Background and Purpose-Experimental studies suggested neurovascular compression of the brain stem as a cause of hypertension. The aim of our prospective study was to investigate the effect of microvascular decompression in patients with severe hypertension with neurovascular compression on blood pressure and central sympathetic nerve activity in the long-term. Methods-Fourteen patients (4 males; mean age, 46 +/- 8 years) with essential hypertension underwent microvascular decompression of the brain stem. Vasoconstrictor muscle sympathetic nerve activity (recorded by microneurography: burst frequency, bursts/min) and blood pressure (24-hour profiles) were investigated before surgery and 7 days, 3 months, and every 6 months postoperatively. Results-Muscle sympathetic nerve activity was preoperatively elevated and decreased significantly postoperatively (35 +/- 13 bursts/min vs 20 +/- 9 bursts/min; P<0.01). Sympathetic activity remained reduced 3 months (19 +/- 8bursts/min; P<0.01), 6 months (19 +/- 7 bursts/min; P<0.01), and 12 months (23 +/- 9 bursts/min; P<0.01) postoperatively. However, in the long-term, sympathetic nerve activity increased again (18 months after surgery: 28 +/- 10 bursts, not significant; 24 months postoperatively: 34 +/- 12 bursts/min, not significant). Systolic and diastolic blood pressure decreased from 162 +/- 6/98 +/- 5 mm Hg preoperatively to 133 +/- 6/85 +/- 4 mm Hg (7 days postoperatively; P<0.01); 136 +/- 5/86 +/- 4 mm Hg (3 months postoperatively; P<0.01); 132 +/- 4/85 +/- 4 mm Hg (6 months postoperatively; P<0.01); 132 +/- 3/85 +/- 5 mm Hg (12 months postoperatively; P<0.01); 132 +/- 5/84 +/- 5 mm Hg; P<0.01).
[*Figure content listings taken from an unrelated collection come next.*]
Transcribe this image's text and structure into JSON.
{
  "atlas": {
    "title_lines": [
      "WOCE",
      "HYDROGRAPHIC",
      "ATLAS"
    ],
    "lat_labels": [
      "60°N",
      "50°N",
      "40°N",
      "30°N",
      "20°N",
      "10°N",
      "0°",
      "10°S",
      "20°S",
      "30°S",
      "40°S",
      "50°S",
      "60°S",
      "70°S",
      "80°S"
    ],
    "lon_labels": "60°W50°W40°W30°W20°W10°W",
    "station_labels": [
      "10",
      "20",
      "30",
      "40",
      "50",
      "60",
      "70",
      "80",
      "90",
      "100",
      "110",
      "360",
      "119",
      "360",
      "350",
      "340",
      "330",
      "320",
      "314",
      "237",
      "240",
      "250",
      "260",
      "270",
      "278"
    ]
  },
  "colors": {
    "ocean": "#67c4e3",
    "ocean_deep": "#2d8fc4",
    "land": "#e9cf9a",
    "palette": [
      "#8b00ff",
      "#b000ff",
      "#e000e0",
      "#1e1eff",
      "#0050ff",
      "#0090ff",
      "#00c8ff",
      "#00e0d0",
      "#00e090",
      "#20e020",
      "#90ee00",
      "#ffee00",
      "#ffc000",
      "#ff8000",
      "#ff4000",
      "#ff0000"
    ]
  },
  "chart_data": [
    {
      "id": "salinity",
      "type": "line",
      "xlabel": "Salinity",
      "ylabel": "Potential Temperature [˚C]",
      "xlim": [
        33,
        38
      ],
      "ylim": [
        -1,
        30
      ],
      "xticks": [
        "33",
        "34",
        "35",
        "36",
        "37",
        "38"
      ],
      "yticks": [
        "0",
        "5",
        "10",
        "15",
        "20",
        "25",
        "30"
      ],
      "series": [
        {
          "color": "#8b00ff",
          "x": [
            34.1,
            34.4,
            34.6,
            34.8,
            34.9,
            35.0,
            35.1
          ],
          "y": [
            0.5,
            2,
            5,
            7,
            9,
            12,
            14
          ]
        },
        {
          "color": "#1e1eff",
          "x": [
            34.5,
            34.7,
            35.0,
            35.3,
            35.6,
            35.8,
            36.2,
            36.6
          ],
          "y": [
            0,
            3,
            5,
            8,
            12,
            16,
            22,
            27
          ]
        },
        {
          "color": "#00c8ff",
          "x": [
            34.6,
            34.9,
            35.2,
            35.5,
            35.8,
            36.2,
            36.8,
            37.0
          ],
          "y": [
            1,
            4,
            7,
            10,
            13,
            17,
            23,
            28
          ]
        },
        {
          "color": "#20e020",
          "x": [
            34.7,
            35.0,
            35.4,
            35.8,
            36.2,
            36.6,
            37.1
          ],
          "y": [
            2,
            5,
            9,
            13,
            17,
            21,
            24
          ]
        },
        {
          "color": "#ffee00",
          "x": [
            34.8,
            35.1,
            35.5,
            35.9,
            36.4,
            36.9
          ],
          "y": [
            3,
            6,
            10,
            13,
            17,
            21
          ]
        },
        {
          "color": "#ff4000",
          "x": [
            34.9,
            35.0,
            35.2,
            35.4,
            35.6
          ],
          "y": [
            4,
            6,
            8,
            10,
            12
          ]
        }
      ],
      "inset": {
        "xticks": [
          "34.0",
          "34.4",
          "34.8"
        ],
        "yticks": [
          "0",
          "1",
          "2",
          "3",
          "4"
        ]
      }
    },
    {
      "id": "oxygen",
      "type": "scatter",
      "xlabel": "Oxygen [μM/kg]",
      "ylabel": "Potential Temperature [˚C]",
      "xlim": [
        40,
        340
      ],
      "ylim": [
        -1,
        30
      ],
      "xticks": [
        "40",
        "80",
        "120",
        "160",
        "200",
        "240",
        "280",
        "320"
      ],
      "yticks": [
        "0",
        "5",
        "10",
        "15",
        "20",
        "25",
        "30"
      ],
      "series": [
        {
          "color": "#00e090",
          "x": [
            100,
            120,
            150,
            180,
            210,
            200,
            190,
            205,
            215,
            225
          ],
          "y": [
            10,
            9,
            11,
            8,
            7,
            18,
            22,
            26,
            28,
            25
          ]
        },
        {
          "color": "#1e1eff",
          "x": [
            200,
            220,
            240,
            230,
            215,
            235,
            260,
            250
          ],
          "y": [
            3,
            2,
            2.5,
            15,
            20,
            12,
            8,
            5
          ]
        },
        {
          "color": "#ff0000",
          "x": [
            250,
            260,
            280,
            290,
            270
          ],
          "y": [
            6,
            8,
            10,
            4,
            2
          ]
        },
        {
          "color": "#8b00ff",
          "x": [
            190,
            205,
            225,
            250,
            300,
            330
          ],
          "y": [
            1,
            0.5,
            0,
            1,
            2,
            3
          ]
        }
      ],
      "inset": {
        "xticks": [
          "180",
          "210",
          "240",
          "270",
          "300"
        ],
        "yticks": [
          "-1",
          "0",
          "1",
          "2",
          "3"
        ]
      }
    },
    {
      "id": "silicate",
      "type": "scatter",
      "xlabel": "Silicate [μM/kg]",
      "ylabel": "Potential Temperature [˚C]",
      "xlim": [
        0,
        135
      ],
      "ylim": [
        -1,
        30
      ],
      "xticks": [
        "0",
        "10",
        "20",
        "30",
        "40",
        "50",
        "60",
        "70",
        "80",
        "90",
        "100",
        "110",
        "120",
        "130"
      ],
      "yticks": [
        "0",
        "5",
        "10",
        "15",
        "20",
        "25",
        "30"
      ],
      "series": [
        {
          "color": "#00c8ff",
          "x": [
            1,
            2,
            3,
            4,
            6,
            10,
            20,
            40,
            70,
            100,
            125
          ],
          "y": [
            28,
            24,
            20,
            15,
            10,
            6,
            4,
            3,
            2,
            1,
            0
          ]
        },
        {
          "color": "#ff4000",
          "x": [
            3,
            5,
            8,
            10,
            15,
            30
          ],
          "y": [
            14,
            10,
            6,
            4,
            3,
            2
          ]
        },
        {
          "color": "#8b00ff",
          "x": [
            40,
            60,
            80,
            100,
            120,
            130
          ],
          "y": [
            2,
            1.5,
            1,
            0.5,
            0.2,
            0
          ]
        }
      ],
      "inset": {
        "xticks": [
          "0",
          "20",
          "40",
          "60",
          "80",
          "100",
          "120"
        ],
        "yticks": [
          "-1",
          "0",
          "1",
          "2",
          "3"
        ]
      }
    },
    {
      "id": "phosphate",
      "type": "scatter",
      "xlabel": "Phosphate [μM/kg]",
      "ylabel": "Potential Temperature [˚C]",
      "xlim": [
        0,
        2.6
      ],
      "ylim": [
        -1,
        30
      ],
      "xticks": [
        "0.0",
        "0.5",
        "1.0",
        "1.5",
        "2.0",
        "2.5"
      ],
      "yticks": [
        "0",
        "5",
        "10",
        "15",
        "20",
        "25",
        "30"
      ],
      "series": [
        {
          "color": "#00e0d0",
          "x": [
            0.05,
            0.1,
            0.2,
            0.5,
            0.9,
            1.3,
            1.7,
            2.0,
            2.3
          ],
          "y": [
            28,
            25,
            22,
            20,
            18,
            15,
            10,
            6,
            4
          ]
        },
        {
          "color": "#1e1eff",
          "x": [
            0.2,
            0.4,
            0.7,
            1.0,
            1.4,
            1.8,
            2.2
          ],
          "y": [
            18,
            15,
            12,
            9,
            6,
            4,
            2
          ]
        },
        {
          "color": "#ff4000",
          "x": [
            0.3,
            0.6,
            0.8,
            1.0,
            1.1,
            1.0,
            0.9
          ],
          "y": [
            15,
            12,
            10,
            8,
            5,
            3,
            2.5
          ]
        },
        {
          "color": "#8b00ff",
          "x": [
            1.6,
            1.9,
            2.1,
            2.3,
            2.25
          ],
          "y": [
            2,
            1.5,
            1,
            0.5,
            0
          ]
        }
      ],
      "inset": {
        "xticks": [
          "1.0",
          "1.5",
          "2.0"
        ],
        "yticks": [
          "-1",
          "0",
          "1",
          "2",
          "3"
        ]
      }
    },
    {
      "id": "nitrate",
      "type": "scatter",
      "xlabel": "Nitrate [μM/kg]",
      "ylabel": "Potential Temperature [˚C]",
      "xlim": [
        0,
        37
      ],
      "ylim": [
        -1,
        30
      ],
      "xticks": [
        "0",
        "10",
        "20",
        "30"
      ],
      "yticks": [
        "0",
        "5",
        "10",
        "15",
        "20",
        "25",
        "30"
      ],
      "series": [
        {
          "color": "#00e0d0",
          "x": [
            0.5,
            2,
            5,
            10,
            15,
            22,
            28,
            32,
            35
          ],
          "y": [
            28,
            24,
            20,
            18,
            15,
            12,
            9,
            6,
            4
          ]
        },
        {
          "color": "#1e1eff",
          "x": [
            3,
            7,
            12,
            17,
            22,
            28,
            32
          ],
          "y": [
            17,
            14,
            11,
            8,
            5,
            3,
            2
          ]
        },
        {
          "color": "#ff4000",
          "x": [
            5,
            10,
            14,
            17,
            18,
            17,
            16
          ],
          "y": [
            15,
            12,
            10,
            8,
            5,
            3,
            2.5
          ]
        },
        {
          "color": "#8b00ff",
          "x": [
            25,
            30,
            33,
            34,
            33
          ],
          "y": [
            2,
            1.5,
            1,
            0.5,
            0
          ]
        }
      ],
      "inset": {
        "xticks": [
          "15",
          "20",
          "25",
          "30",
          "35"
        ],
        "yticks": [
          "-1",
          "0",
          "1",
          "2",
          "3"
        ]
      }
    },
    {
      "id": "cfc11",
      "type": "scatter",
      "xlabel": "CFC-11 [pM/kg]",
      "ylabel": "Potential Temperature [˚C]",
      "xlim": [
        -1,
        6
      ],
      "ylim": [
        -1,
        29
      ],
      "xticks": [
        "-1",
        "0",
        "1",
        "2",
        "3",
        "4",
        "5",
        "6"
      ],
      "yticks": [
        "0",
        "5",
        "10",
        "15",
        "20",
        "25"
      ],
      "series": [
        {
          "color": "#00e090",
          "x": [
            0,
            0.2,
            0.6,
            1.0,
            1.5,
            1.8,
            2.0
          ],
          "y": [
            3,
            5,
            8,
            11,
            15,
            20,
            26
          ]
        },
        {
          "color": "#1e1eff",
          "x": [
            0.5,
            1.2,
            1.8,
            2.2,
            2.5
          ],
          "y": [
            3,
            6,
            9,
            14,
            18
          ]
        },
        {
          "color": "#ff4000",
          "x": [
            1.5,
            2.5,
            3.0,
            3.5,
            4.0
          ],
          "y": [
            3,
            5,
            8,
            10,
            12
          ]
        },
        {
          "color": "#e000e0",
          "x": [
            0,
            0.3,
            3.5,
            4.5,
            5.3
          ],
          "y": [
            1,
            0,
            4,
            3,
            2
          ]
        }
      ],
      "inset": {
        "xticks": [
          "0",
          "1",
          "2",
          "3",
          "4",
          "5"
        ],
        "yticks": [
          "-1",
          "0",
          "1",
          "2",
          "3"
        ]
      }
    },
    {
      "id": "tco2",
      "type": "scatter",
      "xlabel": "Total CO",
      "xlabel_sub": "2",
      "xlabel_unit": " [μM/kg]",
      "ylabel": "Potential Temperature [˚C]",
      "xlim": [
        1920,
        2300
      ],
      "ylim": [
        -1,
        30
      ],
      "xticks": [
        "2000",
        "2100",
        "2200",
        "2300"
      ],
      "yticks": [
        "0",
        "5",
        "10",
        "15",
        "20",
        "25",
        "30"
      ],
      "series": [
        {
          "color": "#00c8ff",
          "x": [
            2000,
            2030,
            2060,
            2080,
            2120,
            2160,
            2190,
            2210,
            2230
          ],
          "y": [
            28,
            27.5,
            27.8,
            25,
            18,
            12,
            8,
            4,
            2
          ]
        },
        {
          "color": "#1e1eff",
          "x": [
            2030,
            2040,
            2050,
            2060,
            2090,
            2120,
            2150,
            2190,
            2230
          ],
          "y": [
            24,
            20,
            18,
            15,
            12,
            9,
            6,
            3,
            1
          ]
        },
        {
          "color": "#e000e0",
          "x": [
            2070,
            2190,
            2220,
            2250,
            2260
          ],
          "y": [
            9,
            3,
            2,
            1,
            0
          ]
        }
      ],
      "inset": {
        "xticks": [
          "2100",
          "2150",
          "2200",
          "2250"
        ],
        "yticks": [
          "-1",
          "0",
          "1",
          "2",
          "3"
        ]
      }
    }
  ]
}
Twenty-four months after microvascular decompression, blood pressure increased again up to 158 +/- 7/96 +/- 6 mm Hg, corresponding to the sympathetic nerve activity course. Conclusion-Sympathetic nerve activity and blood pressure are temporary reduced by microvascular decompression in patients with severe hypertension with neurovascular compression. The data are a hint for sympathetic overactivity as a pathomechanism in this subgroup of patients. (Stroke. 2009;40:47-51.)